14. In the present case, neither the passport authority passed any order of impounding nor was any opportunity of hearing given to the appellant by the passport authority for impounding the document. It was only the CBI authority which has retained possession of the passport (which in substance amounts to impounding it) from October, 2006. In our opinion, this was clearly illegal. Under Section 10A of the Act retention by the Central Government can only be for four weeks. Thereafter it can only be retained by an order of the Passport authority under Section 10(3).
15. In our opinion, even the Court cannot impound a passport. Though, no doubt, Section 104 Cr.P.C. states that the Court may, if it thinks fit, impound any document or thing produced before it, in our opinion, this provision will only enable the Court to impound any document or thing other than a passport. This is because impounding a passport is provided for in Section 10(3) of the Passports Act. The Passports Act is a special law while the Cr.P.C. is a general law. It is well settled that the special law prevails over the general law vide G.P. Singh’s Principles of Statutory Interpretation (9th Edition pg. 133). This principle is expressed in the maxim Generalia specialibus non derogant. Hence, impounding of a passport cannot be done by the Court under Section 104 Cr.P.C. though it can impound any other document or thing.
16. For the aforesaid reasons, we set aside the impugned order of the High Court and direct the respondent to hand over the passport to the appellant within a week from today.

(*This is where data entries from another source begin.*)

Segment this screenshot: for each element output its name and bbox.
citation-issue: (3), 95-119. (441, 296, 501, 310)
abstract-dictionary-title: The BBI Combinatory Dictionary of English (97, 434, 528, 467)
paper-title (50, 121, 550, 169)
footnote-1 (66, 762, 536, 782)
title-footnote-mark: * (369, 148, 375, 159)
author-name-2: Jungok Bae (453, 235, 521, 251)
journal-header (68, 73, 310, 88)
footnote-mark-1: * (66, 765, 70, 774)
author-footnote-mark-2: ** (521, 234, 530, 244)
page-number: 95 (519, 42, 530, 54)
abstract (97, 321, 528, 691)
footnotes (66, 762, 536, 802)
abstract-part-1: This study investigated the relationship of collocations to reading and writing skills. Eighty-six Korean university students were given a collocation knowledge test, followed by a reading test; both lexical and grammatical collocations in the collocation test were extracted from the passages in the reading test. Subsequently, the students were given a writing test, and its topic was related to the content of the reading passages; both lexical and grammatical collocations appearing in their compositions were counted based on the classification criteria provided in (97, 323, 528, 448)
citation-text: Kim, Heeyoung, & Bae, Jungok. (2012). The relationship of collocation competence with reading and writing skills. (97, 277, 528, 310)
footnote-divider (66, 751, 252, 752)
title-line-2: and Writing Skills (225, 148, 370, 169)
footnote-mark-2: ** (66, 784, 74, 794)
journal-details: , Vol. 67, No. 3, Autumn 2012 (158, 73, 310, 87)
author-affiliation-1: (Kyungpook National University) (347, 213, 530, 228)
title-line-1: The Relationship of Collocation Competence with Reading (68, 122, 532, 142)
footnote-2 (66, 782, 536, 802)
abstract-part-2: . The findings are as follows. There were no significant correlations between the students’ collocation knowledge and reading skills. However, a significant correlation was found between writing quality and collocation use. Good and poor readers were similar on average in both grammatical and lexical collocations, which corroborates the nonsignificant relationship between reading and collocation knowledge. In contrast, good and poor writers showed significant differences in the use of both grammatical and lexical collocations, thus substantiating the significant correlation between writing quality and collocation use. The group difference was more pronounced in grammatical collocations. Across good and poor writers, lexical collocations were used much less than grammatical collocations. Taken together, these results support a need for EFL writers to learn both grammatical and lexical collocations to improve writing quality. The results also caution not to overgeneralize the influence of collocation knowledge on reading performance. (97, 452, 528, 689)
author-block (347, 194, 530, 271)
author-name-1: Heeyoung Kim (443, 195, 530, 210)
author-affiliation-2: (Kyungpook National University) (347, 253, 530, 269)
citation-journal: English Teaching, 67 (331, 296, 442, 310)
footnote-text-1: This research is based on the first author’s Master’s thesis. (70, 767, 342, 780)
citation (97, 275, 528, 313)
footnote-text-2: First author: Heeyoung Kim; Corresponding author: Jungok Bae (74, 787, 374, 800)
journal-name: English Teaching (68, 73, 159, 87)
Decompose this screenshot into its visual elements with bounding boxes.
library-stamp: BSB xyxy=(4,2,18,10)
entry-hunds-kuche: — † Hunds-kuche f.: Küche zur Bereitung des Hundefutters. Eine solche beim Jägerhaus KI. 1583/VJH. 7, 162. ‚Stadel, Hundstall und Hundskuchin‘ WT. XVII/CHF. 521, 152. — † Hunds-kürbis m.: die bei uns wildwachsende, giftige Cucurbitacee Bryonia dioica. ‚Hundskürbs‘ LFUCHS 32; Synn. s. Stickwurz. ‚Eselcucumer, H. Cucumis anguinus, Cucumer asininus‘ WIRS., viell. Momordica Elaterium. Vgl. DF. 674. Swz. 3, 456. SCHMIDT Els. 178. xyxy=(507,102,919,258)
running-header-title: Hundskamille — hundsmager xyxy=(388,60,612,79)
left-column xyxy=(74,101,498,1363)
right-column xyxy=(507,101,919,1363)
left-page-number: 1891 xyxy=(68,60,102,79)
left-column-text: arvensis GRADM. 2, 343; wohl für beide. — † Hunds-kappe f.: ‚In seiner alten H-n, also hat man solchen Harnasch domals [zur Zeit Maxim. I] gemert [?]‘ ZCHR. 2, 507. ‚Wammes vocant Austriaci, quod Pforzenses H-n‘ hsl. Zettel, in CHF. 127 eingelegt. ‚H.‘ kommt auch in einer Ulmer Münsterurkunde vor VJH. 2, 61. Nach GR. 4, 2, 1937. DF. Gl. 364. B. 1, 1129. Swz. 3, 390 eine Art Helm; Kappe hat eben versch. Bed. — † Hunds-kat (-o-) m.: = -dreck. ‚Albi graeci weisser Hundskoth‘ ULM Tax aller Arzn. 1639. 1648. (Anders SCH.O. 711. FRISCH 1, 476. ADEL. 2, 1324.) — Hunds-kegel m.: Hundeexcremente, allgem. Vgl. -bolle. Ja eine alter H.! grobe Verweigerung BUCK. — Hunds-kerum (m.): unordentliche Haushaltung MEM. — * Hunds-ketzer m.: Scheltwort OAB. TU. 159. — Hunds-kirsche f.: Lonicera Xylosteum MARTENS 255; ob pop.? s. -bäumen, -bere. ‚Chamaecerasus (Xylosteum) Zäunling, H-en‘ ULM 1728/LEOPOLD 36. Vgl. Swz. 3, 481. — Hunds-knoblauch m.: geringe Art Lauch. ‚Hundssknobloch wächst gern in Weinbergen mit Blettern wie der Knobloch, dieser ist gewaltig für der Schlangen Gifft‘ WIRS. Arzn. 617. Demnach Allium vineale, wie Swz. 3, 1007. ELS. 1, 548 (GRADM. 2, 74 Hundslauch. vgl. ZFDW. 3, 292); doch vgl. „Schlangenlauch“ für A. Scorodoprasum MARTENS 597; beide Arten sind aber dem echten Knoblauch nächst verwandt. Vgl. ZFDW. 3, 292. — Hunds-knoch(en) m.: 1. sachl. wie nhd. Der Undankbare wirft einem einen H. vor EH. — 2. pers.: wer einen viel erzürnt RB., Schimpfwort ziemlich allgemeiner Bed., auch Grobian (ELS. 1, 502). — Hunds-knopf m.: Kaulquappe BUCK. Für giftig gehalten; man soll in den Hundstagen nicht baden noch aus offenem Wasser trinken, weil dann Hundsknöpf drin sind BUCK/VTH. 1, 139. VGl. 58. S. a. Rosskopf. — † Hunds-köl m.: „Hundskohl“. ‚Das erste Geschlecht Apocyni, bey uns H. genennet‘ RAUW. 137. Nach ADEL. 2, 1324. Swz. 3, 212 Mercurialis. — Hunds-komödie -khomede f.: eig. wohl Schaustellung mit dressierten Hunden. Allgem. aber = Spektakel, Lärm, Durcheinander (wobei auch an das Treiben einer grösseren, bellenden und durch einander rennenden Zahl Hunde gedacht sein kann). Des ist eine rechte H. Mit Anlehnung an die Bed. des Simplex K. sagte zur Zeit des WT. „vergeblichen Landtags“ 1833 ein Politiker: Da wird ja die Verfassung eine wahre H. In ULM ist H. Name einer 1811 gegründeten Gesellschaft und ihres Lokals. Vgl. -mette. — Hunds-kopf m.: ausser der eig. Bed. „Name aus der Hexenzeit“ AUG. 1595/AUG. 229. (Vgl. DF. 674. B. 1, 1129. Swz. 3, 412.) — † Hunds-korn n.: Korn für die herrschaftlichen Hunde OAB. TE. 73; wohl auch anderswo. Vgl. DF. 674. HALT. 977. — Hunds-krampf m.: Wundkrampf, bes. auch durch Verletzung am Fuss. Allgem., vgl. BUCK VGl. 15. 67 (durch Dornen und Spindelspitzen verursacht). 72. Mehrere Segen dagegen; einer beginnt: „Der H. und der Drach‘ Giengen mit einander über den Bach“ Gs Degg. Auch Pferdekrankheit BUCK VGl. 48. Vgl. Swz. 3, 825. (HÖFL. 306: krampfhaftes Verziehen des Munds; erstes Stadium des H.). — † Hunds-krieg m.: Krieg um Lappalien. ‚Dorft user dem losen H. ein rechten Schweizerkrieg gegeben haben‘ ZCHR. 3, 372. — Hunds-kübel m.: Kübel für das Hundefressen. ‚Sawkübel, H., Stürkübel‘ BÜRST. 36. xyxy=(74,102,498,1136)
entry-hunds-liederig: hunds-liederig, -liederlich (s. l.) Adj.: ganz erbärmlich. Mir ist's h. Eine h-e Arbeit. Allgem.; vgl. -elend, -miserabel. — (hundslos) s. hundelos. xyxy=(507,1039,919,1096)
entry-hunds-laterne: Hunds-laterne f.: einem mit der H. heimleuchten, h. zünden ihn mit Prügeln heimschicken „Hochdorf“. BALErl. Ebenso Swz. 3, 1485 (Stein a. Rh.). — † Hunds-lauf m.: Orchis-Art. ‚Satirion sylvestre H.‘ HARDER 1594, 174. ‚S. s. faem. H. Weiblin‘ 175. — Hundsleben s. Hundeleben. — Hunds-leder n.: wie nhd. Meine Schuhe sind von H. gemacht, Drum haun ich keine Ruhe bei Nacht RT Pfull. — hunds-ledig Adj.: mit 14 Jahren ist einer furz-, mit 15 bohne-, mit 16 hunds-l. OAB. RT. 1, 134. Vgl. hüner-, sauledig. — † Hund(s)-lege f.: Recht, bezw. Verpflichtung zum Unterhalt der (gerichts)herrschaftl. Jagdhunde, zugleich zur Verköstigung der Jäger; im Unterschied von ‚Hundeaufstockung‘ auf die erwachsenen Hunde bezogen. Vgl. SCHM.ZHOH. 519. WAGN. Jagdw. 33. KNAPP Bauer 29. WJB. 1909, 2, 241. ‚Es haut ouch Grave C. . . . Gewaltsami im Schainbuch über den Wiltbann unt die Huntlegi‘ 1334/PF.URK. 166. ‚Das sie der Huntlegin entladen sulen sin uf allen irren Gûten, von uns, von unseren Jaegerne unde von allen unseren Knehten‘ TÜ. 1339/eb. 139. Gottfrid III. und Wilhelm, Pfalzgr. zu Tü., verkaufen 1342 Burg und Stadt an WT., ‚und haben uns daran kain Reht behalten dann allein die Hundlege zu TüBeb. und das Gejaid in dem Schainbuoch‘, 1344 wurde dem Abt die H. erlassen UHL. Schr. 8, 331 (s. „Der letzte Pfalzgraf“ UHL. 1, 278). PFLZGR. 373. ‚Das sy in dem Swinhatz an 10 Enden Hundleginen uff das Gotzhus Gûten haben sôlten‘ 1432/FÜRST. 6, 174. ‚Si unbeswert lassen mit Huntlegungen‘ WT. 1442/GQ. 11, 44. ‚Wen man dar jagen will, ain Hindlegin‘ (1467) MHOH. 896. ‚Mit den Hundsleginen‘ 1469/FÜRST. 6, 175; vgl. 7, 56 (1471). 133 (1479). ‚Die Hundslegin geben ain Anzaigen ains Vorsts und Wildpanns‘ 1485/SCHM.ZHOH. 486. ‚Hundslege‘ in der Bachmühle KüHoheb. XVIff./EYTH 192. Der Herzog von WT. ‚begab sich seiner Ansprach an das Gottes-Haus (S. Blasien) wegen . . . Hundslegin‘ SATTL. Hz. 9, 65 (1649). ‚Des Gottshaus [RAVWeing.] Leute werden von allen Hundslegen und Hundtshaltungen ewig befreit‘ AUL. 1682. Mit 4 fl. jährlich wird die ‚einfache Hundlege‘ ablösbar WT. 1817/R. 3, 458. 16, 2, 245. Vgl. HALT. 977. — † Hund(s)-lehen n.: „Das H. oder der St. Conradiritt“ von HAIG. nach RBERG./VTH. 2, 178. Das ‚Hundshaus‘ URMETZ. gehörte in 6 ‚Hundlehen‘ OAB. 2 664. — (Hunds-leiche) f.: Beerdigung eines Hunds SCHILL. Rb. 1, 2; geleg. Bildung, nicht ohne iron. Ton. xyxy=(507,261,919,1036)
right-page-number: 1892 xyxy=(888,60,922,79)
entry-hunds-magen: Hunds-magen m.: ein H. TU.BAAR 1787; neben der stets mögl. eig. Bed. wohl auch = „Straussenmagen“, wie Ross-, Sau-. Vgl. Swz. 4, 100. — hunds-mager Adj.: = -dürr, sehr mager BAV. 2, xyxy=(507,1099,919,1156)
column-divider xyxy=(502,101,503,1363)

However, it shall be open to the respondent to approach the Passport Authorities under Section 10 or the authorities under Section 10A of the Act for impounding the passport of the appellant in accordance with law.
17. We, however, make it clear that we are not expressing any opinion on the merits of the case and are not deciding whether the passport can be impounded as a condition for grant of bail.
18. The appeal stands disposed of accordingly.